While Bravida could be ready for an initial public offering on the Swedish stock exchange in late spring, the transaction would be prepared for either a listing or a sale, one of the sources said. The Nordic region’s private equity industry has held up relatively well during the recent credit crunch.
Volatile markets have made going public a tough option, but the region’s well-capitalized banks—which have full access to funding markets during the downturn—have been keen to put together funding for small or mid-sized deals. Bravida had net sales of 10.3 billion crowns ($1.49 billion) in 2010 and an operating profit of 621 million crowns. It employs 8,000 people and has offices in Sweden, Norway and Denmark.
Industry peers and potential buyers include players such as Imtech, a Dutch engineering group that owns Swedish installation services firm NVS, and French engineering group Spie. “They are definitely candidates,” a source said, though he added that there were also factors that spoke against the two.
Spie’s private equity owners could have difficulty getting financing while Imtech already has a sizeable presence in Sweden following recent acquisitions, the person said. Last year, Imtech bought Swedish electrical contracting and installation firm NEA, which employs 2,200 and had sales of 2.2 billion crowns in 2010.
Imtech has said it wants to grow substantially in the Nordic region. “The question is if they would want to do such a big acquisition,” said a source.
A person familiar with the matter said earlier this year that Spie’s owners wanted to take the company public in about three years after some planned bolt-on acquisitions in northern Europe.
Triton, which focuses on companies in the Nordics and in German-speaking parts of Europe, bought Bravida at the end of 2006 from Telenor and other principal shareholders after the Norwegian telecoms group decided to divest non-core activities. Bravida recently won its largest contract to date—installing social networking site Facebook’s new data center in the northern Swedish town of Lulea. It is Facebook’s first such site in Europe and will serve more than 800 million site users.
Triton also recently appointed Deutsche Bank as financial adviser for a sale of Swedish specialty steelmaker Ovako, sources have said.

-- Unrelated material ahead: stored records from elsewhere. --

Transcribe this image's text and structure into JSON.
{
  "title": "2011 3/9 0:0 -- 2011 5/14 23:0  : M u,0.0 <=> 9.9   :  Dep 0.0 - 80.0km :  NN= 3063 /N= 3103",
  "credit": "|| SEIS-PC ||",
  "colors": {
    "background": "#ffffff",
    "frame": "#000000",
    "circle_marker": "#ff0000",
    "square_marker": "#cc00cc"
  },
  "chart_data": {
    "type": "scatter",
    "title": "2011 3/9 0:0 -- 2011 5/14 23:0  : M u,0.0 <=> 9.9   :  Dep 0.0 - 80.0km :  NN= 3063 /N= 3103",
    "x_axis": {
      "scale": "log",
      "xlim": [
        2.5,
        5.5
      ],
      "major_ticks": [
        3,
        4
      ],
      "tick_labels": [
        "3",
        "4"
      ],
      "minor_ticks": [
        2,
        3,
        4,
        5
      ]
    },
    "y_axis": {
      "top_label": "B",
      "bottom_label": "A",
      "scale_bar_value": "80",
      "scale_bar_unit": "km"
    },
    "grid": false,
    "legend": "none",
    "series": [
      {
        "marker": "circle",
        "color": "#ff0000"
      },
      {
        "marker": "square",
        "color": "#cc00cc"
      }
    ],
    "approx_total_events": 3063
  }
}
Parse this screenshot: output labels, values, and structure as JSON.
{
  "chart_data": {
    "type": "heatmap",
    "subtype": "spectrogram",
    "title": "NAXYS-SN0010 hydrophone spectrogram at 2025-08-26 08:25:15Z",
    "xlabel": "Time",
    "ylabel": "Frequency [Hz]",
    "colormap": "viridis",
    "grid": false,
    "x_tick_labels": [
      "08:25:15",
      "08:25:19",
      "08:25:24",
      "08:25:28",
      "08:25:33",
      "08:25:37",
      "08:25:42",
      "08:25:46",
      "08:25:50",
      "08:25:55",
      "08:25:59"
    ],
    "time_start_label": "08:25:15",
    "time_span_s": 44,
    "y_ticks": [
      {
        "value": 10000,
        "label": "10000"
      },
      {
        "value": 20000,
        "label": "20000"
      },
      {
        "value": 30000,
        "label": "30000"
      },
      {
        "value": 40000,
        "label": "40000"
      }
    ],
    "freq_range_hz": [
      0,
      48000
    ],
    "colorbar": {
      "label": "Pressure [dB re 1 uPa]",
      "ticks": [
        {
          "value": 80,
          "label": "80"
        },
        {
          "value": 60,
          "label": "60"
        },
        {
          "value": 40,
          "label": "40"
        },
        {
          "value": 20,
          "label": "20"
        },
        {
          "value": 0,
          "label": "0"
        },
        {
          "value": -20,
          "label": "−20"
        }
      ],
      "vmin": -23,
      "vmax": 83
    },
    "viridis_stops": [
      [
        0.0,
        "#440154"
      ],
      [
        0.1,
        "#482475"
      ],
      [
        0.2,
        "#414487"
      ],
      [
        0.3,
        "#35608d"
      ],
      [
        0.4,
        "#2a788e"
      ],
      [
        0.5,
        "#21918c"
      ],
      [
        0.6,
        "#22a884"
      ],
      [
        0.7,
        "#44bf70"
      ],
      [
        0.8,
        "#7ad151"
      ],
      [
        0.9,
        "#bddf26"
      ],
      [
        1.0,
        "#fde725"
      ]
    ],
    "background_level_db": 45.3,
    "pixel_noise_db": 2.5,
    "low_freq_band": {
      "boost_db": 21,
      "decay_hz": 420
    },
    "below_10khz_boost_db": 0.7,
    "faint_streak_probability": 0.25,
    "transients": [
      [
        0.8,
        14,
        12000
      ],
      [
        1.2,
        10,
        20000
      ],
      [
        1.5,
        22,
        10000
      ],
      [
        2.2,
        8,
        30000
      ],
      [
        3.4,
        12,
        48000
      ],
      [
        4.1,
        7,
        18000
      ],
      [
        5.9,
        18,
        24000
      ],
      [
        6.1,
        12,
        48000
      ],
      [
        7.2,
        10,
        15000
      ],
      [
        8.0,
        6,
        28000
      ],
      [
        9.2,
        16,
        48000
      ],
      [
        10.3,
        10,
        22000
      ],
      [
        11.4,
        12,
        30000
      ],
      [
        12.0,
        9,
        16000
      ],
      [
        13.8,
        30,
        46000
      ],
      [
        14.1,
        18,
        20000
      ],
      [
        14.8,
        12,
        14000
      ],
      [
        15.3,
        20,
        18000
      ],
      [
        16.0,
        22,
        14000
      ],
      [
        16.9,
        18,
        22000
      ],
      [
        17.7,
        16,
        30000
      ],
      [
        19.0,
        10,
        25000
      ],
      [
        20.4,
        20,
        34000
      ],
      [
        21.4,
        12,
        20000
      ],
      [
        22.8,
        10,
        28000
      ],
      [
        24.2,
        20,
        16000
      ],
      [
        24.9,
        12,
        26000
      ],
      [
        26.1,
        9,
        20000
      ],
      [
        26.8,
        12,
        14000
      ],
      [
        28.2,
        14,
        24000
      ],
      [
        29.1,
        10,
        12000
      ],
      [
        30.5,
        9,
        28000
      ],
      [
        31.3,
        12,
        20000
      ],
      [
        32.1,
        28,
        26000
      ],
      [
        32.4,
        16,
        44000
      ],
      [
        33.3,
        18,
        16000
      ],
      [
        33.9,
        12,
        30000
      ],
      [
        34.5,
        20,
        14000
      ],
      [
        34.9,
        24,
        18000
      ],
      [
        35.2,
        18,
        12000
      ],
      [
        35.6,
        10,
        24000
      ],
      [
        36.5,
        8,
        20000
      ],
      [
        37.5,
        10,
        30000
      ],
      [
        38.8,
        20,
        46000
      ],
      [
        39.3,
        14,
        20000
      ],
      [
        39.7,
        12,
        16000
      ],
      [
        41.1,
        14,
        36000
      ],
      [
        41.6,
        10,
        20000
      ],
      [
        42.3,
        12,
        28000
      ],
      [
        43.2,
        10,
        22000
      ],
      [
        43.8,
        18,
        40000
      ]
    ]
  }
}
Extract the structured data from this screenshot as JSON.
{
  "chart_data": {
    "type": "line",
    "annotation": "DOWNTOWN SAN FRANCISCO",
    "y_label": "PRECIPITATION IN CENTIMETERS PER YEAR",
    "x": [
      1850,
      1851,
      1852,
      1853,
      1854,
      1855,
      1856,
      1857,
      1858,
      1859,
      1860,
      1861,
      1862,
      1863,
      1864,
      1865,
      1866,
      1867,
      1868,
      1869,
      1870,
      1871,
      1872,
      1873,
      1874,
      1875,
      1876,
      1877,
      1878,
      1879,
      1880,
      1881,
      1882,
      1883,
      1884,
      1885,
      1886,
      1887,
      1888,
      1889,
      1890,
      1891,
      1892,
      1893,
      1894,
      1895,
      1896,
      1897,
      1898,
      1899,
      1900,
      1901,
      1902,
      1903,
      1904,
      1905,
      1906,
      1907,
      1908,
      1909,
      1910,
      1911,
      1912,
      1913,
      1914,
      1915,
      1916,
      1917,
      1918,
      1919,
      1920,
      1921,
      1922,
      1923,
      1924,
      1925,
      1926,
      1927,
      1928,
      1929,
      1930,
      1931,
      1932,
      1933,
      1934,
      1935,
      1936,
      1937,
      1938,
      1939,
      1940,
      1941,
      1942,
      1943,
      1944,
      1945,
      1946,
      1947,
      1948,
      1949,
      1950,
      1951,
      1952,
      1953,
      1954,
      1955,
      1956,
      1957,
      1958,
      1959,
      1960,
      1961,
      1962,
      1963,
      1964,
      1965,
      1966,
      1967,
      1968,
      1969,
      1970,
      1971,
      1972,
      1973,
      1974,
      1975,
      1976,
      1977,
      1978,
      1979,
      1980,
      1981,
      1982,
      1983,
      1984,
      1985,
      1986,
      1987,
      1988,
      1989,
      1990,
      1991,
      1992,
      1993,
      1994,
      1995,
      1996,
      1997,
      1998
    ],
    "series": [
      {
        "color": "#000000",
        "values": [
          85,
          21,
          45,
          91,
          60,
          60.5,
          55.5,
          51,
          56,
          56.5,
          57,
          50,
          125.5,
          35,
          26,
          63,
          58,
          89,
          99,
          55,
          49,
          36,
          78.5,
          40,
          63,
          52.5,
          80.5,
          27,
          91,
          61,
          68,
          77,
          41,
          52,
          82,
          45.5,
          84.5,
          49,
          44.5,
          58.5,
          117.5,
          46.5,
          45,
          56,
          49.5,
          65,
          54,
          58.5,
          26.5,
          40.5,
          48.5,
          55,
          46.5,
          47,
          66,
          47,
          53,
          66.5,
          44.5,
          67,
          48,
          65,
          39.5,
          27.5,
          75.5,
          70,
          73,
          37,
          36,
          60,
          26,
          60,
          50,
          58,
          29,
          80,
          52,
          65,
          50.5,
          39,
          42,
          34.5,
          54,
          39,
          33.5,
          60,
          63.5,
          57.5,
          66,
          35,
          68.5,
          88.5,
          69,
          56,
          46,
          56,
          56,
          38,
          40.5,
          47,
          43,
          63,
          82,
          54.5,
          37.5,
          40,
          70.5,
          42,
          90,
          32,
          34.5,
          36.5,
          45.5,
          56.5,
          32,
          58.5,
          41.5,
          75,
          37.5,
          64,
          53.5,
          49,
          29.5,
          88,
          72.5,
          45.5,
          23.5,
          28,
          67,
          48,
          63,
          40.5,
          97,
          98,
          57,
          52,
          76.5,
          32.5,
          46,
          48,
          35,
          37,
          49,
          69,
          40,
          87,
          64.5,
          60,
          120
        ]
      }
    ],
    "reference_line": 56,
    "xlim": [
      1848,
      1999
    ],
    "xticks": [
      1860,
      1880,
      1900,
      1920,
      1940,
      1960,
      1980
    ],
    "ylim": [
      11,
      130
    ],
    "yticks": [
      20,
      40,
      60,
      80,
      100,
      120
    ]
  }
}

Private equity returns plummeted in the wake of the credit crisis as firms took large hits on companies bought between 2005 and 2008, prompting fears that many could collapse under the weight of their debt. But recent data from Thomson Reuters has shown medium-sized deals in the $400 million to $1 billion range returned almost 25 percent in the 12 months to end June, outperforming European indexes.
Triton was not available for comment.